The index fields are re-learned and the batch is processed. If the user processes the same document again, the values is successfully extracted.

If the user with Role2 tries to do machine learning classification for any batch instance of this Batch Class, this user can proceed to the Review screen. However, the user is restricted to classify the document per the rules set up at the Document Type level. When the user clicks the Review button, the following message appears: "Machine Learning of a document is not allowed for Current User".

This way, the administrator can assign roles separately for machine learning classification and extraction at the Document Type level.

Same Roles assigned for machine learning classification and extraction

Assume that the administrator assigns the same roles (Role1 and Role2) for both operations - machine learning classification and extraction.

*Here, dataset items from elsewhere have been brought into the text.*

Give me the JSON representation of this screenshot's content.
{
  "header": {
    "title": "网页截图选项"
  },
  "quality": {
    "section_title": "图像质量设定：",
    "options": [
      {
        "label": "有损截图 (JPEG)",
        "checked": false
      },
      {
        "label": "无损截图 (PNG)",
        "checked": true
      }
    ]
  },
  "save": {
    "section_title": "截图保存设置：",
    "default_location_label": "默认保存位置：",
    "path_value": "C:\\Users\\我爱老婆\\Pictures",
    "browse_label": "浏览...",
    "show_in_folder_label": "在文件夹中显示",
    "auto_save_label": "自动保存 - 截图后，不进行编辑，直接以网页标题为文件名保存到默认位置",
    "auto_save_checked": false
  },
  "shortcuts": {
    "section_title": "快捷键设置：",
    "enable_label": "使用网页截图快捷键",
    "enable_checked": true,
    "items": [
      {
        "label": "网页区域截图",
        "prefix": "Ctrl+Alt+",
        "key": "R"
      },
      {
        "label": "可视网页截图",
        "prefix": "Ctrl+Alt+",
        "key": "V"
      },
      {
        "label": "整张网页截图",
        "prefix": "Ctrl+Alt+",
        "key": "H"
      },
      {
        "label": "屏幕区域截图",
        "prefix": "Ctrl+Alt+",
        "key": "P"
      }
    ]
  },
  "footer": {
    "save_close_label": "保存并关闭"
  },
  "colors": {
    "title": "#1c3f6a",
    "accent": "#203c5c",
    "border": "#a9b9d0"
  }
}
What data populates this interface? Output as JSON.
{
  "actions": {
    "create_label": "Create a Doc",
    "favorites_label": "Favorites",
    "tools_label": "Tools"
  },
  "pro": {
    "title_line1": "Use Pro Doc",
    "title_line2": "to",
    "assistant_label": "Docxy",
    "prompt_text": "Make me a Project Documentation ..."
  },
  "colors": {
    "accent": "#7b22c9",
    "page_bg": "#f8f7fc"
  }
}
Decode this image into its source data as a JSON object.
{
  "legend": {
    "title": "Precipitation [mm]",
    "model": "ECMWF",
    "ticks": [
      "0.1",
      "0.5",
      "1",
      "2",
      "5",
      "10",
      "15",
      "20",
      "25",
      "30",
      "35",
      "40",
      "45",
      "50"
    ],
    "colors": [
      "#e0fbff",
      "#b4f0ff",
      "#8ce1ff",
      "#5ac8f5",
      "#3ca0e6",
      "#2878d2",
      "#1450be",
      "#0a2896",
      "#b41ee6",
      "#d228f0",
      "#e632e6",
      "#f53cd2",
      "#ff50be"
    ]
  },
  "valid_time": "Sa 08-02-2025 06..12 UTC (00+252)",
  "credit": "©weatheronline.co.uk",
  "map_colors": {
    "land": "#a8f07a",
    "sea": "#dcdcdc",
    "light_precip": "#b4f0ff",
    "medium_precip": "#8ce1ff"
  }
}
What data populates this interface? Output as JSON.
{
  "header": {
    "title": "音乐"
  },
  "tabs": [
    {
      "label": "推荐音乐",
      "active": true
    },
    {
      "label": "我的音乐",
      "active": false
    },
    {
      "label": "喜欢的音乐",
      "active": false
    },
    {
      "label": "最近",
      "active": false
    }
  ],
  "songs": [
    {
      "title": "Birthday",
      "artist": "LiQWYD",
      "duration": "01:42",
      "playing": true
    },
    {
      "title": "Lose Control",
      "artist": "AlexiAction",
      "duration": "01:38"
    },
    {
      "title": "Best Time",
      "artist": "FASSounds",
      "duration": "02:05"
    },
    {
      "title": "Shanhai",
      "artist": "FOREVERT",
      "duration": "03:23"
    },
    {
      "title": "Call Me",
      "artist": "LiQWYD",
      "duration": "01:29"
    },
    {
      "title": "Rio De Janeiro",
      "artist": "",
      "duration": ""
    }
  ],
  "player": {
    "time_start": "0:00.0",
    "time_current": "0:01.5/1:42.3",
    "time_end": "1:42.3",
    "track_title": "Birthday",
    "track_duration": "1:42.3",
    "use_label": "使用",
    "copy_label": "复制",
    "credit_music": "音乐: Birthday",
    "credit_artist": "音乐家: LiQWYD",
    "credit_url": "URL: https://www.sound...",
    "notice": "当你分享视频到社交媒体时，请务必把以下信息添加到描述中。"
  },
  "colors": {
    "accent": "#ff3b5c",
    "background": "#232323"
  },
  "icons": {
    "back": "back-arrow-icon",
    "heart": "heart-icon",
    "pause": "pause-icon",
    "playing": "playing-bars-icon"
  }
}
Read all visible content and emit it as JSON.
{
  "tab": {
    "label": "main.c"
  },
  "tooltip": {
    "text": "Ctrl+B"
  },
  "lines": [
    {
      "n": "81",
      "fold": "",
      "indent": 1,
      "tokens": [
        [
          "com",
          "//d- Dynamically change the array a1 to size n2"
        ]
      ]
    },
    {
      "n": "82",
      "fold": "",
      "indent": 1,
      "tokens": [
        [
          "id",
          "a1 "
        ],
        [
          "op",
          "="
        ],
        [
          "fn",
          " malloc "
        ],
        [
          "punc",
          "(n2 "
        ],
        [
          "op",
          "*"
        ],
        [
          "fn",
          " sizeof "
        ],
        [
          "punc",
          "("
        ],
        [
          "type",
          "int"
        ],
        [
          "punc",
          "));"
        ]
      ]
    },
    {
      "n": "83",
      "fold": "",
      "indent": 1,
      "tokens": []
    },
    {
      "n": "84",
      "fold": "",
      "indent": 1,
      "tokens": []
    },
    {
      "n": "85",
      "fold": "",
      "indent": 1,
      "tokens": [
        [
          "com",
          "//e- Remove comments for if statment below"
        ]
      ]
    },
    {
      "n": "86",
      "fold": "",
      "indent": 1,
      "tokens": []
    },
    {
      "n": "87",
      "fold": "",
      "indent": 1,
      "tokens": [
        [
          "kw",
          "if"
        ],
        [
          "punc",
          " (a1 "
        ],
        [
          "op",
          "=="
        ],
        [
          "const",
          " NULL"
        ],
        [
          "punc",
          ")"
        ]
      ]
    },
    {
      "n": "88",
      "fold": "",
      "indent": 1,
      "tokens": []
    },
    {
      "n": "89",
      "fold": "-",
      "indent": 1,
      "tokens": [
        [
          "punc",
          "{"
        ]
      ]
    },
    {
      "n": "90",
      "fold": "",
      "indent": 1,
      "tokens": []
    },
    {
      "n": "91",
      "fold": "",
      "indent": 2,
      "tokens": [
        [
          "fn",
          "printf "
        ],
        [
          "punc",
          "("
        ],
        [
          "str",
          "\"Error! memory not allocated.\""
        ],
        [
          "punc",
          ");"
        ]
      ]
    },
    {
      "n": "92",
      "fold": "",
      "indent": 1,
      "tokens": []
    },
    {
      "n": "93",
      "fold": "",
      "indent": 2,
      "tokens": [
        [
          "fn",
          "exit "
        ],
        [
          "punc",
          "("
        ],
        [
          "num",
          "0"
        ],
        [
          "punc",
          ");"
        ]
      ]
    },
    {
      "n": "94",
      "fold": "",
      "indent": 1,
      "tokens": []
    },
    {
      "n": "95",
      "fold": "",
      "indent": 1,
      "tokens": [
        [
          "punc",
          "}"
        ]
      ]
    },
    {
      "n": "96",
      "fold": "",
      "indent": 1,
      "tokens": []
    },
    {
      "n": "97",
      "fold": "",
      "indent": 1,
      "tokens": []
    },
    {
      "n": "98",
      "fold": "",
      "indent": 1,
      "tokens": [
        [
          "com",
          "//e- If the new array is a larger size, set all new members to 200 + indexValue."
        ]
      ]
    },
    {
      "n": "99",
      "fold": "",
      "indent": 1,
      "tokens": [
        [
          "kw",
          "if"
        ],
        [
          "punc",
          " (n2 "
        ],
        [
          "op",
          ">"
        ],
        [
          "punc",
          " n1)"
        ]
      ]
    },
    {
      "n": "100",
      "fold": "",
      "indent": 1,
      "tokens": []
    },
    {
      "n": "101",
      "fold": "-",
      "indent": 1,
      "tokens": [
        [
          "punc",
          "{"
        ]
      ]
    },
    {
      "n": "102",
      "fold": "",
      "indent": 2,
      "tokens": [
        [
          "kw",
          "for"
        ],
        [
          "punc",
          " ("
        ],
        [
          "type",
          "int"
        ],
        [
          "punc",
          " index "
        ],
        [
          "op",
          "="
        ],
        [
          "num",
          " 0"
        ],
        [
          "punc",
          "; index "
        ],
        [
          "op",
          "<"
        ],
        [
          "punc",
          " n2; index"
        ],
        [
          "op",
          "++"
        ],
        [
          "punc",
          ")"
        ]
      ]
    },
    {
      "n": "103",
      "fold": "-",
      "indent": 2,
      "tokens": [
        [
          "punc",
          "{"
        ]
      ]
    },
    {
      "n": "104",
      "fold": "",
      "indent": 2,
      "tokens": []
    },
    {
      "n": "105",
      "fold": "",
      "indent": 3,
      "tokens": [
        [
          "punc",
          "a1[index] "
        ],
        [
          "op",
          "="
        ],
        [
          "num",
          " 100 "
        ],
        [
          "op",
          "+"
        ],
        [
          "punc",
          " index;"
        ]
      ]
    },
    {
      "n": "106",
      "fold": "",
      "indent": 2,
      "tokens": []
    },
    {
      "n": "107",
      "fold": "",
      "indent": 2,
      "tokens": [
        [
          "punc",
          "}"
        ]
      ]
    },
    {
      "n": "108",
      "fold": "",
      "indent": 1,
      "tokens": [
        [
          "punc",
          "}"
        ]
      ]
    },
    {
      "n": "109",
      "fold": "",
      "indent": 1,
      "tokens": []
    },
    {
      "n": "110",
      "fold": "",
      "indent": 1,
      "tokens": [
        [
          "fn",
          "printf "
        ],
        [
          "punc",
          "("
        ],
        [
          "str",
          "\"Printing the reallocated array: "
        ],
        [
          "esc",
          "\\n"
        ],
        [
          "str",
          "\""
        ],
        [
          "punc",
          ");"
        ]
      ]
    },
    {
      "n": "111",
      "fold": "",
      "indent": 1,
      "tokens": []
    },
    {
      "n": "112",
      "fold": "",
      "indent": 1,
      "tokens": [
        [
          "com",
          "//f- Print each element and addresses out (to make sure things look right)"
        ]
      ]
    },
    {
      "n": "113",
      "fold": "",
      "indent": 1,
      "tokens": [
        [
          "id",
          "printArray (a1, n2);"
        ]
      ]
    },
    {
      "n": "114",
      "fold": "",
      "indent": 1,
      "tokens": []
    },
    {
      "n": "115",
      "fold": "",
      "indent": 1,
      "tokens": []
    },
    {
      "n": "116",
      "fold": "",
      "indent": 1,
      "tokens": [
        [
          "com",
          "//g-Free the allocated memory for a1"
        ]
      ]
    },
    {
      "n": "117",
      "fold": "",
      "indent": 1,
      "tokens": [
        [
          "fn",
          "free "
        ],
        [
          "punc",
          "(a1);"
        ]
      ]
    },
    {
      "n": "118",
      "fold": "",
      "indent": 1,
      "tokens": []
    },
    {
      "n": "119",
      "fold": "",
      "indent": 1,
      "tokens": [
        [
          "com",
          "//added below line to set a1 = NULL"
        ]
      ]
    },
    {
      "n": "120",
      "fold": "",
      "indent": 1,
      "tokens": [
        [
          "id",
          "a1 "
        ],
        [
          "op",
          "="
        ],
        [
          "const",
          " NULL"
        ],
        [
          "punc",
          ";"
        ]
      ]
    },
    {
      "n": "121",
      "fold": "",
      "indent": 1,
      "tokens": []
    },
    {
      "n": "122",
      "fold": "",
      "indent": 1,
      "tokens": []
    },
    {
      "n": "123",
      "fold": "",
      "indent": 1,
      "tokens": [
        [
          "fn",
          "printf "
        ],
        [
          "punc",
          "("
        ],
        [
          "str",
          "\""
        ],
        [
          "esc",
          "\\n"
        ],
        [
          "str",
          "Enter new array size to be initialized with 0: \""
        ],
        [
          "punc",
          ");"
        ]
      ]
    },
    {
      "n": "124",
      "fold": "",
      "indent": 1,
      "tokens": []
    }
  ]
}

In this case, both users can perform machine learning classification and extraction.

Roles assigned at the Document Type level

In this topic the Roles are assigned at the Document Type level, but no roles assigned at the Batch Class level.

Suppose the administrator does not assign any role for a Batch Class on the Batch Class Management screen.

However, at the Document Type level the administrator assigns Role1 and Role2 for both classification and extraction.

In this case, when users with Role1 and Role2 try to upload a batch on the Upload Batch screen, they will not see that particular Batch Class in the drop-down list in the top panel. They will only see Batch Classes that have been assigned to them at the Batch Class Management screen.

Also, users with Role1 and Role2 cannot work with batch instances created under this Batch Class and cannot see them on the Batch List screen, unless a custom script is deployed giving them permission to perform machine learning for a particular batch.